仁和寺にある法師・兼好法師
原文、まあまあ長いんで端折って粗筋書きます。
仁和寺の僧が、歳とるまで岩清水八幡宮をお参りしなかったのを悔いて、徒歩で参詣し、感激して帰ってきた。仲間には、みんな山に上っていたが、遊びに来たのではないので、見たいけど我慢した、と自慢した。誠に先達は必要なことである。
仁和寺の僧がアホな点。
1、山上に御本殿があるのを知らない。(無知)
2、自分の信仰の厚さを自慢する。(承認欲求の塊)
兼好さんは、他にも仁和寺の坊さんを腐してますな。
皆んなで酒飲んで大騒ぎして、坊さん、ええ気になって、頭から鼎を被って踊り出した(鼎は三本足の花瓶みたいな器)。大ウケしたあと、さて鼎を抜こうとしたが、抜けない。どーしても抜けない。で、せーのって力づくで抜いたら、鼻が取れちゃった。
お気の毒ですが、なんと申しますか・・・。
しかし、
なんで、こんなに仁和寺の僧はアホなんでしょう。
そして、兼好さんは、なんでこんなに名出ししてまで、仁和寺の僧を腐すんでしょうか。
それ、考えてみましょう。

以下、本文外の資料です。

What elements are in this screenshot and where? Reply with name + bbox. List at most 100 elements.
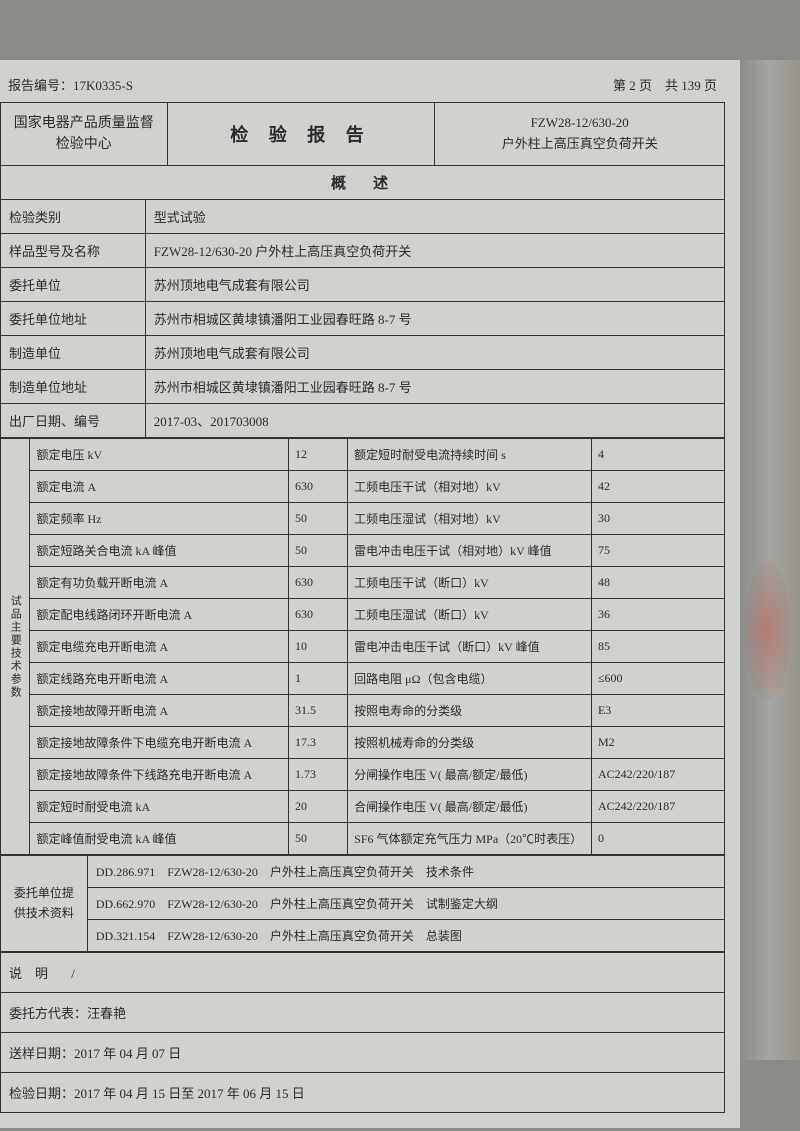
spec-row: 额定接地故障开断电流 A31.5按照电寿命的分类级E3 [1,695,725,727]
spec-param-value2: 0 [591,823,724,855]
spec-param-value2: M2 [591,727,724,759]
spec-param-name: 额定配电线路闭环开断电流 A [30,599,289,631]
spec-row: 额定接地故障条件下线路充电开断电流 A1.73分闸操作电压 V( 最高/额定/最… [1,759,725,791]
info-row: 制造单位苏州顶地电气成套有限公司 [1,336,725,370]
spec-row: 额定短时耐受电流 kA20合闸操作电压 V( 最高/额定/最低)AC242/22… [1,791,725,823]
spec-row: 额定短路关合电流 kA 峰值50雷电冲击电压干试（相对地）kV 峰值75 [1,535,725,567]
info-row: 检验类别型式试验 [1,200,725,234]
spec-param-name: 额定短时耐受电流 kA [30,791,289,823]
product-desc: 户外柱上高压真空负荷开关 [443,134,716,155]
spec-param-value: 31.5 [289,695,348,727]
info-label: 委托单位地址 [1,302,146,336]
top-header-row: 报告编号：17K0335-S 第 2 页 共 139 页 [0,75,725,102]
spec-param-value: 20 [289,791,348,823]
report-no-label: 报告编号： [8,78,73,93]
spec-param-name: 额定电压 kV [30,439,289,471]
spec-param-name2: 回路电阻 μΩ（包含电缆） [348,663,592,695]
spec-param-name: 额定接地故障条件下电缆充电开断电流 A [30,727,289,759]
info-value: 苏州市相城区黄埭镇潘阳工业园春旺路 8-7 号 [145,302,724,336]
spec-param-name2: 额定短时耐受电流持续时间 s [348,439,592,471]
spec-param-value: 10 [289,631,348,663]
spec-param-value2: 30 [591,503,724,535]
test-date-label: 检验日期： [9,1086,74,1101]
spec-param-value: 50 [289,535,348,567]
info-value: 苏州顶地电气成套有限公司 [145,336,724,370]
test-date-row: 检验日期：2017 年 04 月 15 日至 2017 年 06 月 15 日 [1,1072,724,1112]
remarks-label: 说 明 [9,966,48,981]
org-name: 国家电器产品质量监督 检验中心 [9,113,159,155]
spec-side-label: 试品主要技术参数 [1,439,30,855]
info-value: FZW28-12/630-20 户外柱上高压真空负荷开关 [145,234,724,268]
spec-row: 试品主要技术参数额定电压 kV12额定短时耐受电流持续时间 s4 [1,439,725,471]
info-label: 检验类别 [1,200,146,234]
spec-param-name: 额定电流 A [30,471,289,503]
spec-param-value2: 4 [591,439,724,471]
info-label: 出厂日期、编号 [1,404,146,438]
spec-param-name2: 工频电压湿试（相对地）kV [348,503,592,535]
doc-side-label: 委托单位提供技术资料 [1,856,88,952]
representative-row: 委托方代表：汪春艳 [1,992,724,1032]
spec-param-name: 额定接地故障条件下线路充电开断电流 A [30,759,289,791]
spec-param-value: 1 [289,663,348,695]
spec-param-name: 额定线路充电开断电流 A [30,663,289,695]
spec-row: 额定配电线路闭环开断电流 A630工频电压湿试（断口）kV36 [1,599,725,631]
product-code: FZW28-12/630-20 [443,113,716,134]
rep-name: 汪春艳 [87,1006,126,1021]
spec-row: 额定电缆充电开断电流 A10雷电冲击电压干试（断口）kV 峰值85 [1,631,725,663]
documents-table: 委托单位提供技术资料DD.286.971 FZW28-12/630-20 户外柱… [0,855,725,952]
spec-param-value2: 48 [591,567,724,599]
spec-param-value2: 75 [591,535,724,567]
spec-row: 额定频率 Hz50工频电压湿试（相对地）kV30 [1,503,725,535]
spec-param-value: 17.3 [289,727,348,759]
header-table: 国家电器产品质量监督 检验中心 检 验 报 告 FZW28-12/630-20 … [0,102,725,166]
spec-param-value2: E3 [591,695,724,727]
doc-row: DD.321.154 FZW28-12/630-20 户外柱上高压真空负荷开关 … [1,920,725,952]
spec-param-name2: 工频电压湿试（断口）kV [348,599,592,631]
spec-param-value: 630 [289,471,348,503]
info-row: 委托单位苏州顶地电气成套有限公司 [1,268,725,302]
spec-param-name: 额定峰值耐受电流 kA 峰值 [30,823,289,855]
spec-param-value: 1.73 [289,759,348,791]
spec-param-value: 50 [289,823,348,855]
doc-text: DD.662.970 FZW28-12/630-20 户外柱上高压真空负荷开关 … [87,888,724,920]
report-title: 检 验 报 告 [167,103,435,166]
doc-text: DD.321.154 FZW28-12/630-20 户外柱上高压真空负荷开关 … [87,920,724,952]
doc-text: DD.286.971 FZW28-12/630-20 户外柱上高压真空负荷开关 … [87,856,724,888]
spec-param-name2: 按照机械寿命的分类级 [348,727,592,759]
spec-param-name2: 雷电冲击电压干试（断口）kV 峰值 [348,631,592,663]
send-date: 2017 年 04 月 07 日 [74,1046,181,1061]
rep-label: 委托方代表： [9,1006,87,1021]
remarks-row: 说 明 / [1,952,724,992]
overview-title: 概 述 [0,166,725,199]
spec-param-name: 额定有功负载开断电流 A [30,567,289,599]
spec-table: 试品主要技术参数额定电压 kV12额定短时耐受电流持续时间 s4额定电流 A63… [0,438,725,855]
info-label: 样品型号及名称 [1,234,146,268]
spec-param-value: 50 [289,503,348,535]
spec-param-value: 630 [289,599,348,631]
doc-row: DD.662.970 FZW28-12/630-20 户外柱上高压真空负荷开关 … [1,888,725,920]
spec-param-value2: ≤600 [591,663,724,695]
send-date-row: 送样日期：2017 年 04 月 07 日 [1,1032,724,1072]
report-no-value: 17K0335-S [73,78,133,93]
info-value: 苏州市相城区黄埭镇潘阳工业园春旺路 8-7 号 [145,370,724,404]
spec-row: 额定电流 A630工频电压干试（相对地）kV42 [1,471,725,503]
send-date-label: 送样日期： [9,1046,74,1061]
test-date: 2017 年 04 月 15 日至 2017 年 06 月 15 日 [74,1086,305,1101]
spec-param-name: 额定接地故障开断电流 A [30,695,289,727]
doc-row: 委托单位提供技术资料DD.286.971 FZW28-12/630-20 户外柱… [1,856,725,888]
spec-row: 额定接地故障条件下电缆充电开断电流 A17.3按照机械寿命的分类级M2 [1,727,725,759]
footer-block: 说 明 / 委托方代表：汪春艳 送样日期：2017 年 04 月 07 日 检验… [0,952,725,1113]
page-info: 第 2 页 共 139 页 [613,75,717,94]
report-number: 报告编号：17K0335-S [8,75,133,94]
info-row: 出厂日期、编号2017-03、201703008 [1,404,725,438]
info-label: 委托单位 [1,268,146,302]
spec-param-name2: 按照电寿命的分类级 [348,695,592,727]
info-value: 型式试验 [145,200,724,234]
spec-row: 额定线路充电开断电流 A1回路电阻 μΩ（包含电缆）≤600 [1,663,725,695]
remarks-value: / [71,966,75,981]
info-row: 样品型号及名称FZW28-12/630-20 户外柱上高压真空负荷开关 [1,234,725,268]
spec-param-name2: 合闸操作电压 V( 最高/额定/最低) [348,791,592,823]
spec-param-value: 630 [289,567,348,599]
spec-param-name: 额定电缆充电开断电流 A [30,631,289,663]
spec-param-value2: 36 [591,599,724,631]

いつもの如く、半可通の知識と妄想で書きますんで、間違ってたら、優しくご指摘、お願いします。怒らないでね。
まず、仁和寺ですか、どんなお寺なんざんしょ?
住所は以下の通り。
京都府京都市右京区御室大内
地名は、歴史のタイムマシン言いますから、まず、こっから。
右京区までええんですが、御室? 御室って何?
宇多法皇が仁和寺に「御室」を造営し、起居する御所としたことから、その建物が「御室御所」と呼ばれ、やがては仁和寺の別称となった
Wikipediaより
へえ、法王が起居する御所ねえ。
じゃ、「大内」は?
辞書によると、皇居。内裏。天皇の御所、とかを意味するそうです。
つまりは格式がものすごく高い。平安〜鎌倉時代には、門跡寺院としては最高の格式であったそう。代々の門跡(住職)は、すべて皇室ゆかりの方だそうで。

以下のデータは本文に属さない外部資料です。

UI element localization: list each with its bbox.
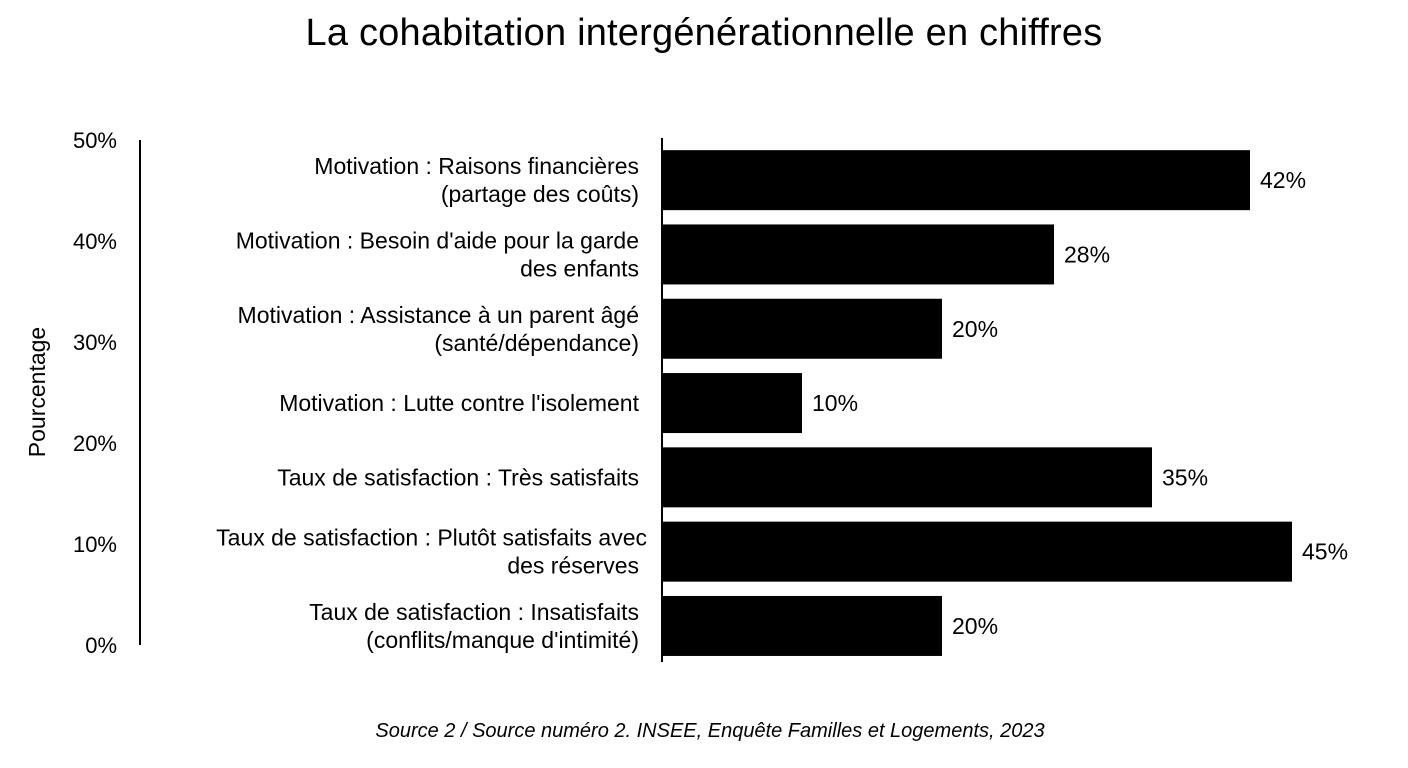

つまり、内裏にも匹敵する寺。保元の乱とか平治の乱とか、天皇とか上皇が、よう寺に逃げ込みましたもんね。
何が言いたいかちゅうと、そんくらい格式ある寺の僧が、この有様ですねん。て、兼好さん、嘆いてまんねん。
だいたい石清水八幡宮に行きたいとか! なんですか! 八幡宮て、誰のお宮すか。全国にたんとありますが、なんでこんないっぱいあるんすか。

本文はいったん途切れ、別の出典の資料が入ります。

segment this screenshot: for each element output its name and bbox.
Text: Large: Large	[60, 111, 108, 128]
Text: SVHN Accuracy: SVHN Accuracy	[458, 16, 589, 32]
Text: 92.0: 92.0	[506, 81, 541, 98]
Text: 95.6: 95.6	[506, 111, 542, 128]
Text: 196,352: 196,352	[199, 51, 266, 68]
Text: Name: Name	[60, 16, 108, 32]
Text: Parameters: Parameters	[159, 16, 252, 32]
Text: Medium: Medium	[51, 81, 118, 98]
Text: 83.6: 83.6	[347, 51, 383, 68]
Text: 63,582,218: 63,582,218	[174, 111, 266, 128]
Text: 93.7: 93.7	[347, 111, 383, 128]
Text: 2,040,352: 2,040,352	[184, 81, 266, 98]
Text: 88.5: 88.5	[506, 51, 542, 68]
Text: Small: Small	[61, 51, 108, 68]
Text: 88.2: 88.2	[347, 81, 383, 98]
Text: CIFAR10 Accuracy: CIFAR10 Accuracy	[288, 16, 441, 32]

もともとは九州の神さんみたいですけど、メジャーになったんは、源義家が東北平定(前九年の役・後三年の役)で名を売ったことによります。
石清水八幡宮で元服した義家、東北で大活躍。通称、八幡太郎義家。つうことで、八幡宮は源氏の守り神になります。
鎌倉は鶴岡八幡宮ですものね。
それは武士で勝手にやってたらよろしいのに、なんで、貴族側の仁和寺の坊さんが、八幡宮に恋焦がれて、参詣にいかにゃならんねん。
これ、平安の貴族政治が、世の理想と見ていた兼好さんにしたら、怒髪天に及ぶ、です。
お前、腐っても鯛やないか。いくら武士の世、言うても、あいつら平安の世やったら、貴族のワンちゃんやないか。なんでそいつらの神さんに、武士の神さんに、貴族代表の寺、仁和寺の坊さんが、一生にいっぺん参ってみたいとか思うてんのや。プライドないんかい! 貧すれば鈍すか。けったくそ悪い。腹たつわあー。
て、まともに書いたら、武士の世じゃから、叱られるか。じゃ、笑い話のテイで書いたろ。
みたいなノリに見えますが。
どないでしょ。
とにかく、兼好さんて、一筋縄でいかん、ひねくれジジイであることだけは確かです。